Yelp (free for Android and iOS) probably needs no introduction for most of you, and it’s hard to beat in terms of sheer comprehensiveness. Type in your destination, and you’ll get lists of restaurants, coffee shops, and bars, ordered by rating and price (use the filters if you want to see the latest locations, or only view places that accept reservations). Dig into the reviews left by other users to see if a spot really is worth a stop on your trip.
If you’re focusing on places to eat, you should also take advantage of OpenTable (free for Android and iOS) when planning your road trip. It doesn’t list quite as many places as Yelp does, but the app’s intuitive interface lets you quickly find the most popular, newest, or most highly recommended restaurants. Once your road trip gets closer, you can use the app to make reservations too.
More generally, the Foursquare City Guide (free for Android and iOS) is a superb option for looking up places to eat, nightspots to hang out at, and activities to do in an unfamiliar city. Important for our trip-planning purposes, you can save your favorite spots and build up a travel itinerary in advance within the app. Reviews and tips left by other Foursquare users add some valuable color to the listings.
In a similar vein, Spot (free for iOS only) helps you discover the most interesting places in an area, based on reviews left by over half a million contributors. You can save lists of potential spots you want to visit, and collaborate on them with other people—so it’s ideal if you’re going on a road trip with other friends or family members. The curated lists, which include topics like top ten underground bars, are also worth checking out.

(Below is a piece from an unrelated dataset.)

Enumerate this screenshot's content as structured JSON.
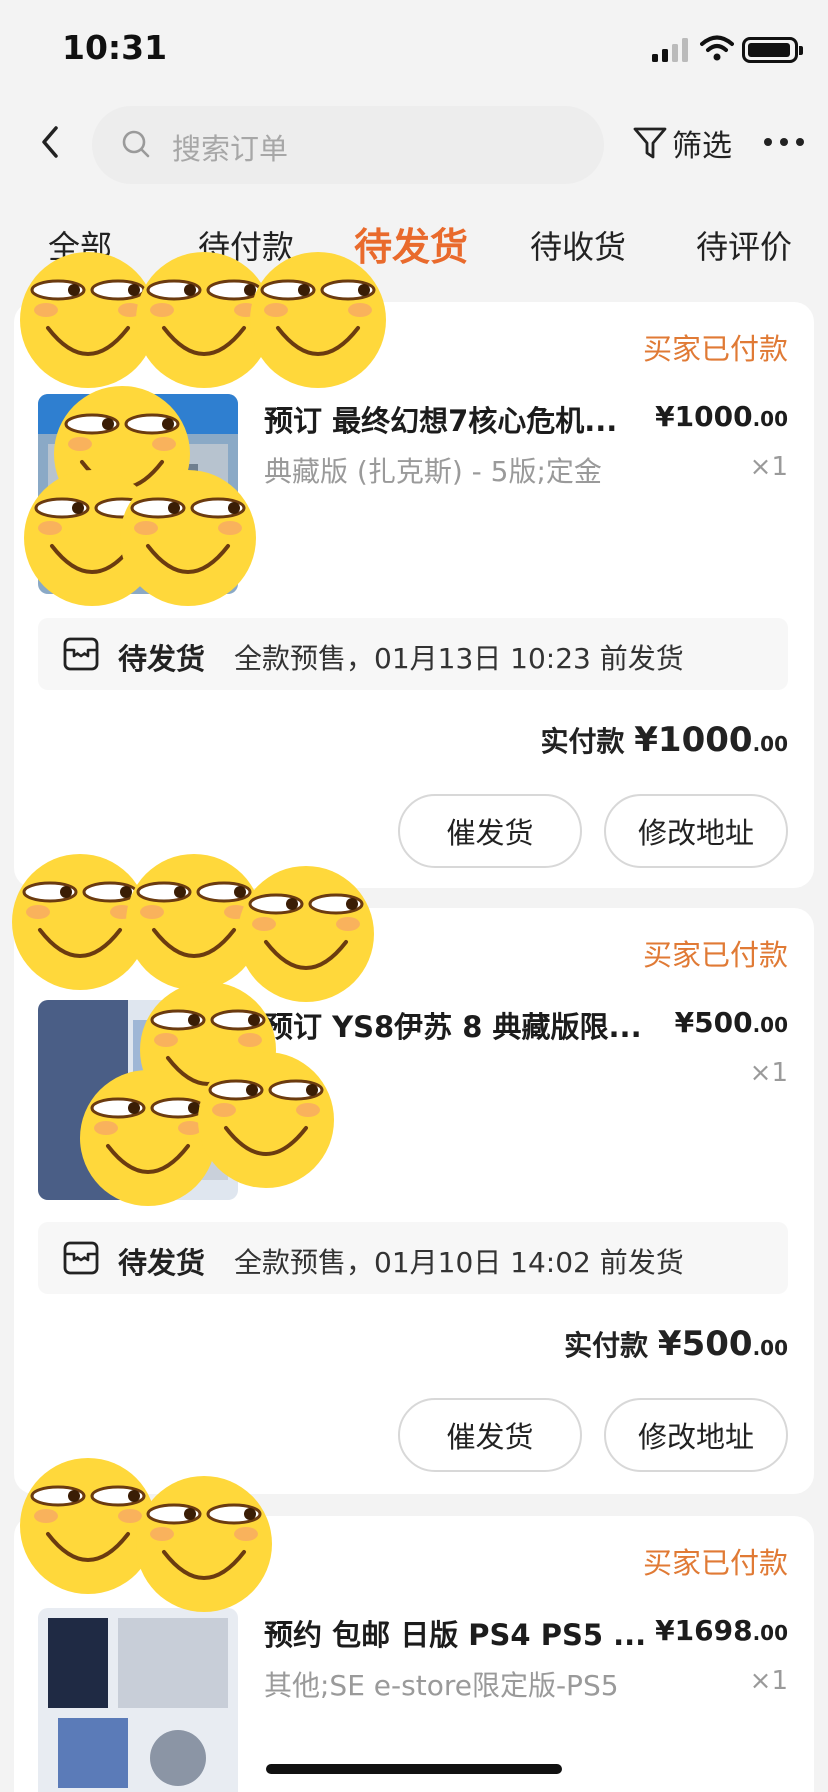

Lastly, Roadtrippers (free for Android and iOS) gives you just about everything you need to plan a road trip ahead of time. We’ve included it in this section because it points out interesting sights—like scenic areas and historical markers—along a particular route. But it also helps you work out directions in the first place, discover hotels, and save your itinerary for later review or sharing with your fellow travelers.